Partendo da quello che è stato detto in precedenza possiamo affermare che non abbiamo necessità di un agricoltore che sia “spiritualmente” preparato; il contadino deve essere semplicemente un contadino e non gli servono ulteriori sovrastrutture per arrivare all’agricoltura. Praticando la biodinamica lui potrà però seguire un percorso che potremmo definire inverso: si renderà conto che le conoscenze che ha in campo materialista non rappresentano la natura e che ottenendo dei risultati con il metodo, potrà risalire ad una “nuova” concezione – che poi è antichissima – in grado di mostrargli il funzionamento dell’ambiente che lo circonda e delle forze che lo muovono; il contatto con tali meccanismi, successivamente, gli permetterà di innescare dei processi che potremmo definire introspettivi. In buona sostanza, egli non deve prima essere un indottrinato per poter applicare la biodinamica, non deve frequentare scuole di pensiero per riferirsi a questa pratica.
Vinibiodinamici® è un tuo marchio registrato. Possono fregiarsi di questa dicitura i vini prodotti sul territorio italiano da aziende che seguono il metodo biodinamico moderno e sono riconoscibili – peraltro – da un apposito collarino riportante questa definizione. Perché hai creato questo marchio?
Non c’è un’unica finalità. Innanzitutto c’è stata la volontà di palesare come la biodinamica non sia soggetta ad un monopolio, nessuno può “possederla” in maniera assoluta. Anche sotto questo punto di visto non credo sia possibile una visione univoca, ci sono modi diversi di intendere questo modo di fare agricoltura; io faccio la Biodinamica Moderna, ho messo a punto un modo di fare il vino a partire dalla vigna e questa indicazione sta a sottolineare che in quella determinata azienda si è seguito un preciso processo operativo. Non si tratta di una certificazione ma è vero che la ricerca portata avanti da alcuni anni con diversi istituti di ricerca (quest’anno ad esempio le Università di Bologna e di Siena) sfocerà in un sistema – ancora in fase di sviluppo – che siglerà il “fare biodinamico”, sia in vigna che in cantina. Si tratterà di una serie di valutazioni oggettive basate sui risultati ottenuti, più che di un iter da seguire a prescindere. Ci sarà dunque la possibilità di valutare i risultati, basandosi su parametri legati alla pianta e ai terreni, che ci permetteranno di verificare se la biodinamica ha dato o sta dando realmente i suoi frutti. Non è il caso di ridurre la biodinamica, come qualcuno vorrebbe, semplicemente ad una checklist attuata.

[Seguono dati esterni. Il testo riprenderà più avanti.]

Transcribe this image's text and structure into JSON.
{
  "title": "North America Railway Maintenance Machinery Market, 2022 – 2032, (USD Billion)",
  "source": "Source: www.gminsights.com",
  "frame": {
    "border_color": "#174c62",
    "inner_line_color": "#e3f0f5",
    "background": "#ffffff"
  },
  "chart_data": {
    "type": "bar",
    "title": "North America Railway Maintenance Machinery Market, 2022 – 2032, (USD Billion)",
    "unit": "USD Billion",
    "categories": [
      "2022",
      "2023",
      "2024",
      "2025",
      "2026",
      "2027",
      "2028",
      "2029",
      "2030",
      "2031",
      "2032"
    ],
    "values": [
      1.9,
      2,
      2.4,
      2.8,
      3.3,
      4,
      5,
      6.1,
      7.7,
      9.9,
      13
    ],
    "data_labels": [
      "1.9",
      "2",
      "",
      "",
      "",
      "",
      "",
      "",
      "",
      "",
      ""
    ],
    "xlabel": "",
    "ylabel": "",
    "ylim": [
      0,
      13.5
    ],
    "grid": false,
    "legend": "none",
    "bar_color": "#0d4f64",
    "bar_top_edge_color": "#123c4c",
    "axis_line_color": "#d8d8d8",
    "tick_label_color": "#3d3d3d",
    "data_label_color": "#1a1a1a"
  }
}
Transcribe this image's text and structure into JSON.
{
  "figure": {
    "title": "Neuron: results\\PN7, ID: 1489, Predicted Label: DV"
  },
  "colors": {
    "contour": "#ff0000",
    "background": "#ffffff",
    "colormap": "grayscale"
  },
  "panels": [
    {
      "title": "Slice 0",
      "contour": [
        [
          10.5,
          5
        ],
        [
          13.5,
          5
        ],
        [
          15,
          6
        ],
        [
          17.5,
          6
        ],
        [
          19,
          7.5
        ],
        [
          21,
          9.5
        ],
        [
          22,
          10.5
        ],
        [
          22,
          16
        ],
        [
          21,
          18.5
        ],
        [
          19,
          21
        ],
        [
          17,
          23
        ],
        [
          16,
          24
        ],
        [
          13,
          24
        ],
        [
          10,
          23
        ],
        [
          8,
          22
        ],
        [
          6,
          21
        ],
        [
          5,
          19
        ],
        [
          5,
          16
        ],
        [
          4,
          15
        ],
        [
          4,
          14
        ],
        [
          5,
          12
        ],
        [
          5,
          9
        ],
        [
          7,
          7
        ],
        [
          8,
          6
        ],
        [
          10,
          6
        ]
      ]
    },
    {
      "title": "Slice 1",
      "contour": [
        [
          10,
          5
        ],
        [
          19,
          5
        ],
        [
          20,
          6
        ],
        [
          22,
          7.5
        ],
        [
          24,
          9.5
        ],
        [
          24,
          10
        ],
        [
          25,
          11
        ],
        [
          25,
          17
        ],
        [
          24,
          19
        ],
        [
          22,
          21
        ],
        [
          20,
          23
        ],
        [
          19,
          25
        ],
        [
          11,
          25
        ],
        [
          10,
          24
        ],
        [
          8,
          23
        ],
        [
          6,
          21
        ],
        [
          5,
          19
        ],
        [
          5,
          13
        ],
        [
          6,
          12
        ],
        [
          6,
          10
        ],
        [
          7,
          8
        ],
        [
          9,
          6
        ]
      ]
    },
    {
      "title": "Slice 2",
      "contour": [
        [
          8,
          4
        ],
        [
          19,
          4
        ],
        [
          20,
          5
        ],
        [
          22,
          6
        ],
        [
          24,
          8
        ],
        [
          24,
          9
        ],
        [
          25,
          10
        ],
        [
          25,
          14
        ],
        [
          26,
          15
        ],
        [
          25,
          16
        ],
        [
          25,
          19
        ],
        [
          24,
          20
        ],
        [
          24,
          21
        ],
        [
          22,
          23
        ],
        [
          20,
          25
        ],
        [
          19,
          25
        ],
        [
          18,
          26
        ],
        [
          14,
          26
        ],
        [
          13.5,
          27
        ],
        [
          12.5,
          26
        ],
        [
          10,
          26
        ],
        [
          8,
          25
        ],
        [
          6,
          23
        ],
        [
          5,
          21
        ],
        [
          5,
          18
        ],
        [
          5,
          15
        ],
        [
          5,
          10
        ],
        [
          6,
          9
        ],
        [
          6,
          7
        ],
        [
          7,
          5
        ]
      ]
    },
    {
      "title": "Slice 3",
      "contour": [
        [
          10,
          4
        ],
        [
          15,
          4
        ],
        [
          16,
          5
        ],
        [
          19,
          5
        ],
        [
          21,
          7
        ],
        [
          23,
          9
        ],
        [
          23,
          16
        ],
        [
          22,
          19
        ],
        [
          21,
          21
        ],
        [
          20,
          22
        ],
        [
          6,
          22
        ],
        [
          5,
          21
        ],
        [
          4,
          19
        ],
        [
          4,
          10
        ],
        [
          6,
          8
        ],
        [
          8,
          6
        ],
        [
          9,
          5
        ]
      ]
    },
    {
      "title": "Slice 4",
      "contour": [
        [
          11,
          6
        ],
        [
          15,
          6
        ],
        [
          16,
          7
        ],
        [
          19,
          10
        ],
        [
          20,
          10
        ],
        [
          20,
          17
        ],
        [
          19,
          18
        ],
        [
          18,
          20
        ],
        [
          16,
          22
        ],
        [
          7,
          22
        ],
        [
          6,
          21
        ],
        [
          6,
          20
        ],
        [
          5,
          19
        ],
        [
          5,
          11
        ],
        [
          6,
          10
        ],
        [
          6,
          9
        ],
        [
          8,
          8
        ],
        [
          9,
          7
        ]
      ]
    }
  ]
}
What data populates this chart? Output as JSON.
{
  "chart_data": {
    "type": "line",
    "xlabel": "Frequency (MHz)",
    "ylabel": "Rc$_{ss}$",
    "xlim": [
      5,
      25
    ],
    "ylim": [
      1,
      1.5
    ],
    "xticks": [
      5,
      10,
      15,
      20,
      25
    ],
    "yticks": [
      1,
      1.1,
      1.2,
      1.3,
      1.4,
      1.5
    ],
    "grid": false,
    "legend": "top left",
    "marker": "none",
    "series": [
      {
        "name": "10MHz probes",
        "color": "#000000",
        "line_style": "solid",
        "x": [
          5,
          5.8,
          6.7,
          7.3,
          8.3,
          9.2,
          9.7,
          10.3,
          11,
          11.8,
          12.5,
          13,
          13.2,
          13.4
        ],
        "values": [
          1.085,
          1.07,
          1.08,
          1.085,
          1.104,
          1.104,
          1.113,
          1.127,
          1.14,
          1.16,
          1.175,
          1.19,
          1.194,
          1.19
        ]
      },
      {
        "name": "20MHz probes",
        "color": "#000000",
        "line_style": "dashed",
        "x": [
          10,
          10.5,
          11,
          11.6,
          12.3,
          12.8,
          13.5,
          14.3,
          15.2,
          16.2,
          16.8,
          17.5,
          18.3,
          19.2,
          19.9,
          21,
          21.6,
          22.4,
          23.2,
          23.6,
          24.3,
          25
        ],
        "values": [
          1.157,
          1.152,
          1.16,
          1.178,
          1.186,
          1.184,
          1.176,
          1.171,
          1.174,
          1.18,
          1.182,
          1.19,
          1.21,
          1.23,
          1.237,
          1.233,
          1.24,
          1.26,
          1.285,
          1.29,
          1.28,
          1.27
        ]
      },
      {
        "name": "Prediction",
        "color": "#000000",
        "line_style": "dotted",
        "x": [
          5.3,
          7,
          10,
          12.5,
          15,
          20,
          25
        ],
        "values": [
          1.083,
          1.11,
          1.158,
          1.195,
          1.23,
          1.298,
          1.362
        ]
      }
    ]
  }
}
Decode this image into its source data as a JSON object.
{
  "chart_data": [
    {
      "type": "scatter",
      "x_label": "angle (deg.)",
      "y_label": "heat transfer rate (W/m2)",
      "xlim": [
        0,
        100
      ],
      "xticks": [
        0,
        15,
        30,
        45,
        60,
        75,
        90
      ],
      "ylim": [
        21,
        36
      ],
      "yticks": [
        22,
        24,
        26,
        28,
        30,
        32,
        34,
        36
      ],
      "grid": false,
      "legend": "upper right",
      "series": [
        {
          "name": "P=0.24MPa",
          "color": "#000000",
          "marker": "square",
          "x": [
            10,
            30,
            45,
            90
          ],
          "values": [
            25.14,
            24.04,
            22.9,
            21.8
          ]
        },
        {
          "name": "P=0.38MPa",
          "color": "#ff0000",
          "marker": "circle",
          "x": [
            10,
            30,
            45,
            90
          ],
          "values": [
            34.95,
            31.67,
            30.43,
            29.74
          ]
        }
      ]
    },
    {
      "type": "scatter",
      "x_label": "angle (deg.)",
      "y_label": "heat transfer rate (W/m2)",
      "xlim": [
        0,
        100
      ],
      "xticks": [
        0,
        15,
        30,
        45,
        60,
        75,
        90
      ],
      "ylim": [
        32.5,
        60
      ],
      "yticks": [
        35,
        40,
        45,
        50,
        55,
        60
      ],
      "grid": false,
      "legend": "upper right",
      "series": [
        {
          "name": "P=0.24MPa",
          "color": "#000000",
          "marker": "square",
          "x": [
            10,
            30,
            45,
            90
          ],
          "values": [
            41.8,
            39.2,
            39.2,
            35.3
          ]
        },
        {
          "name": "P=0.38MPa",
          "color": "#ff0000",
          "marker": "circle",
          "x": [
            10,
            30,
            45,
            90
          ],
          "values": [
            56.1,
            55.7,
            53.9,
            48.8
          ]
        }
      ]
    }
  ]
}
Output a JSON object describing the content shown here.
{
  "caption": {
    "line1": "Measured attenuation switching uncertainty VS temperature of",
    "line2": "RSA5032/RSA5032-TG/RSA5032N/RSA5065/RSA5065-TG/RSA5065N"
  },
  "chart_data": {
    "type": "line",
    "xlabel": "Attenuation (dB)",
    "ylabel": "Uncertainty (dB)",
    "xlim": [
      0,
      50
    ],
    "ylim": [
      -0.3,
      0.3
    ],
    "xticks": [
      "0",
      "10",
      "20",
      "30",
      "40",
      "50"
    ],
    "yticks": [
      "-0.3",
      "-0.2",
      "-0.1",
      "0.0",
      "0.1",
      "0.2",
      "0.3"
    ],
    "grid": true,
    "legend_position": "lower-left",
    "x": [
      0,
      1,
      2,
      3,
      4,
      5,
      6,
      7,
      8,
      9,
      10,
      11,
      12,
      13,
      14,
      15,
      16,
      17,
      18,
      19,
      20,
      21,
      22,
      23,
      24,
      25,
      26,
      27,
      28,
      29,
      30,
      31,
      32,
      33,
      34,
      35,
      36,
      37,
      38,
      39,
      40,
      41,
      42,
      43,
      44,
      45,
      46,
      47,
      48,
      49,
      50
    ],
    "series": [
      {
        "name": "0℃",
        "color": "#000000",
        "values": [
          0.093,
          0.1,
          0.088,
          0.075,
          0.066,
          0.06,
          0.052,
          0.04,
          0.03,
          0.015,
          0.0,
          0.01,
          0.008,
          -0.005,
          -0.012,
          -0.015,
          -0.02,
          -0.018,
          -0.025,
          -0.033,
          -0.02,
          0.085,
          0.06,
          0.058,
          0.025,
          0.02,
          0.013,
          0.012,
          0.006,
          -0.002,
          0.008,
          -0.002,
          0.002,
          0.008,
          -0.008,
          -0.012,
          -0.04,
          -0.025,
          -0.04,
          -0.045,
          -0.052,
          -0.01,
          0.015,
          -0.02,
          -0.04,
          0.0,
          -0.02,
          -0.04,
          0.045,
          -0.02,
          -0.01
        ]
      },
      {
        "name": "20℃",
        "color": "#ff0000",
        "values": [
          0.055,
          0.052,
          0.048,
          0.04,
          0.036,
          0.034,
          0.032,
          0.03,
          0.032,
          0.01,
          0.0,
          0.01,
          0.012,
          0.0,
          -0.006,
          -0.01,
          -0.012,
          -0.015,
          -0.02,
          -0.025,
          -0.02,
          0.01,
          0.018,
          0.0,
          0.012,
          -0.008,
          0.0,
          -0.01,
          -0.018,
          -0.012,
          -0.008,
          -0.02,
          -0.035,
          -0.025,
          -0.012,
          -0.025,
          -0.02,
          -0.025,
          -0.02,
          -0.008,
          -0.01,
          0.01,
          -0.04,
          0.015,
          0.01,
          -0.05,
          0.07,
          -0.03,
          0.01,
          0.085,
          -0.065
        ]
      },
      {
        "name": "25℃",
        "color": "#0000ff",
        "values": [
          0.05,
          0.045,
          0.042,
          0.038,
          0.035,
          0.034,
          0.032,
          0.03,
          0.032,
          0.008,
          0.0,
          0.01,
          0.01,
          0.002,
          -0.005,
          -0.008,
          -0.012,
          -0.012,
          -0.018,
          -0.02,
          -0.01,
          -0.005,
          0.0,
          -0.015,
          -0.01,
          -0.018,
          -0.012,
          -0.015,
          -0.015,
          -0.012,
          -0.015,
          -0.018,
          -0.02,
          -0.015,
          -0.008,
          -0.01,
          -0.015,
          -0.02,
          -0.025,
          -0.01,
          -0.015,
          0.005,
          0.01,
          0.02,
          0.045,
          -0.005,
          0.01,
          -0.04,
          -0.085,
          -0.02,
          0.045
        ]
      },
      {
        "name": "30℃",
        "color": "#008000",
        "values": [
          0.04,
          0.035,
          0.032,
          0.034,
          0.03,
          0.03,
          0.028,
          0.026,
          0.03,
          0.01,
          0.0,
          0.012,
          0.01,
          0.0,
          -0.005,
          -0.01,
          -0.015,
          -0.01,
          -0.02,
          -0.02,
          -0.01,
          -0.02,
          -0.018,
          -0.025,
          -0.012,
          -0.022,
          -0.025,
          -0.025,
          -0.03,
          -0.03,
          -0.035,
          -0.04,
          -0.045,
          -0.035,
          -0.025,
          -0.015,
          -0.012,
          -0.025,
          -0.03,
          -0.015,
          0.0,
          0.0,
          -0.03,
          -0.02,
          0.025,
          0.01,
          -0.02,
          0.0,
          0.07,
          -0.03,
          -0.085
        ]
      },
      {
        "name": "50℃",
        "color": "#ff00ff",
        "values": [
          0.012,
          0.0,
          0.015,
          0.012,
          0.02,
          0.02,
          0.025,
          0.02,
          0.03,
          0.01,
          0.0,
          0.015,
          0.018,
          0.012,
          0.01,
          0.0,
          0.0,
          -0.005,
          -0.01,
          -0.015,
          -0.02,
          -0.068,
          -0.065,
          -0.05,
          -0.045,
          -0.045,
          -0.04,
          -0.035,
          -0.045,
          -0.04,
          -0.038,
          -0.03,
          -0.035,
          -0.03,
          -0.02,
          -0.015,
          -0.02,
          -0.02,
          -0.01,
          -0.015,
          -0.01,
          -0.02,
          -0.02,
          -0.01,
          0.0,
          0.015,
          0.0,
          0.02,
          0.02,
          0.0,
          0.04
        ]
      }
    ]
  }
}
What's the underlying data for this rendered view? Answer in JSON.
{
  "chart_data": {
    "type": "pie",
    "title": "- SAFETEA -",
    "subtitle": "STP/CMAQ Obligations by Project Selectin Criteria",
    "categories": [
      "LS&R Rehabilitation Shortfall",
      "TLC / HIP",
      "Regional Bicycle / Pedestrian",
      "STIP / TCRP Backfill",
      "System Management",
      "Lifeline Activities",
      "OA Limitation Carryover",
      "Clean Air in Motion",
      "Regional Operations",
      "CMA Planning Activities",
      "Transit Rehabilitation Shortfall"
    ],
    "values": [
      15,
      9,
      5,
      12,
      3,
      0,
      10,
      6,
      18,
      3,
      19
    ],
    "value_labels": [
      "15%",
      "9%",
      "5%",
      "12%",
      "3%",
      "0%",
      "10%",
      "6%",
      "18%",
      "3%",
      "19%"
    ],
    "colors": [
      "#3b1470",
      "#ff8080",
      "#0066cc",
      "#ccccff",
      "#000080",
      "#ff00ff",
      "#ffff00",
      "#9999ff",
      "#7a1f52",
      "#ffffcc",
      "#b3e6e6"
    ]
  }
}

Alcune realtà produttive hanno giocato, per un lungo periodo, sul filo del rasoio mettendo il racconto e l’aspetto teorico a traino di vini talvolta zoppicanti dal punto di vista organolettico. Ora è più chiaro che un vino difettoso è difettoso, un vino buono è buono. Quale è il tuo punto di vista a riguardo?
Condivido pienamente l’analisi. Se un vino biodinamico non è eccellente la responsabilità è solamente dell’uomo. Si può produrre un prodotto di qualità servendosi esclusivamente degli elementi naturali al contempo occorre ricordare com’è possibile produrre una cattiva bevanda a base d’uve servendosi delle tecniche enologiche e degli ausili fisici e chimici. Sin dal 2009 abbiamo portato all’interno del Vinitaly i nostri Vinibiodinamici® con l’idea di cercare un confronto dal punto di vista organolettico con i prodotti frutto di dinamiche convenzionali e dimostrarne così la correttezza e la qualità imprescindibile dei progetti che portiamo avanti; questo proprio per uscire dal luogo comune che vedeva sottolineare come caratteristiche proprie quelle che erano al contrario anomalie, processo che ha screditato per molti anni sia il vino biologico che biodinamico.